Transportation was the first Manugistics module to be implemented by Church & Dwight, and it remains a crucial part of the company's supply chain management effort. Initially, the system provided a means of planning both inbound and outbound moves. Wherever possible, it looks to combine inbound shipments from raw-materials suppliers with outbound loads. In addition, because its four plants don't all make the same product, the company must manage a certain amount of volume moving between plants.

Later, Church & Dwight acquired alerting capability, to signal when forecasts and shipment schedules were out of tolerance. A more recent enhancement automated the carrier-selection process, which was previously done manually through paper routing guides. The company issues requests for quotations, connects with a select number of carriers via the internet and conducts bidding on a lane-by-lane basis. The Manugistics software helps to determine the best carriers according to service levels, capacity and cost.

In lanes with a sudden need for more capacity, the system can engage in spot bidding. Carriers may bid on full or partial volumes, or make an offer that ranges across multiple lanes. The system can also handle consolidations, dynamic routing and continuous moves.

Church & Dwight is now implementing yet another feature of the software to manage semi-fixed trips. That will allow it to consolidate shipments even after they have left the warehouse, Whyte says.

Carrier Capacity Tightens
The Manugistics transportation tool has proved to be especially valuable in the face of a tightening of carrier capacity over the past two years, he adds. Church & Dwight managed to reduce its transportation spend in certain areas, even as carrier rates were rising. It has gained negotiating leverage through a more coherent, centralized approach to its carrier base.

Along with its software purchases, Church & Dwight has been streamlining its supply chain. Six years ago, it kept product in approximately 18 public warehouses. Today, it has just four plant warehouses in the U.S. Ninety percent of product used to be shipped out of the public warehouses; now 100 percent comes directly from the plants.

The shift has allowed Church & Dwight to gain better control of inventory and improve customer service. "It's one less touch," says Dragotta. "As a result, we've seen an improvement in our quality." Church & Dwight leads the consumer goods industry in inventory turns, he says, with around 12 per year.

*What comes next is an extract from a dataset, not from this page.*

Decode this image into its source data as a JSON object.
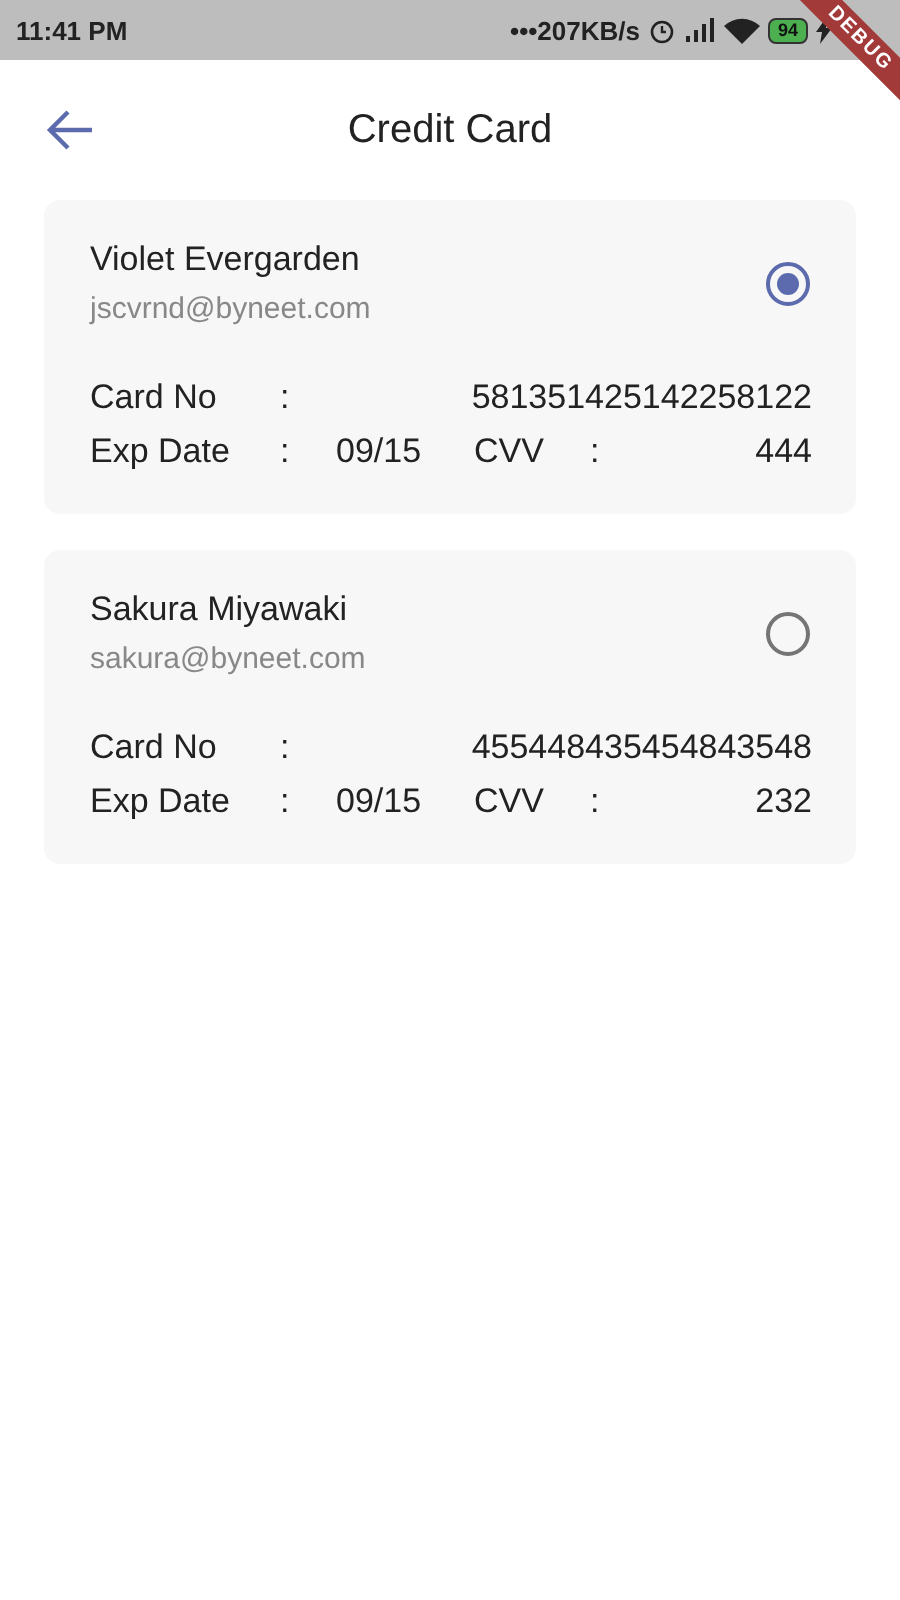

The company will be upgrading to the latest version of Manugistics' software this year. It is considering an additional module that will add retailers' point-of-sale data to the forecasting model, in addition to the historical information that already resides within the system. The move would engender a two-way flow of information and greatly enhance Church & Dwight's ability to collaborate with key retailers, Mitchell-Keller says.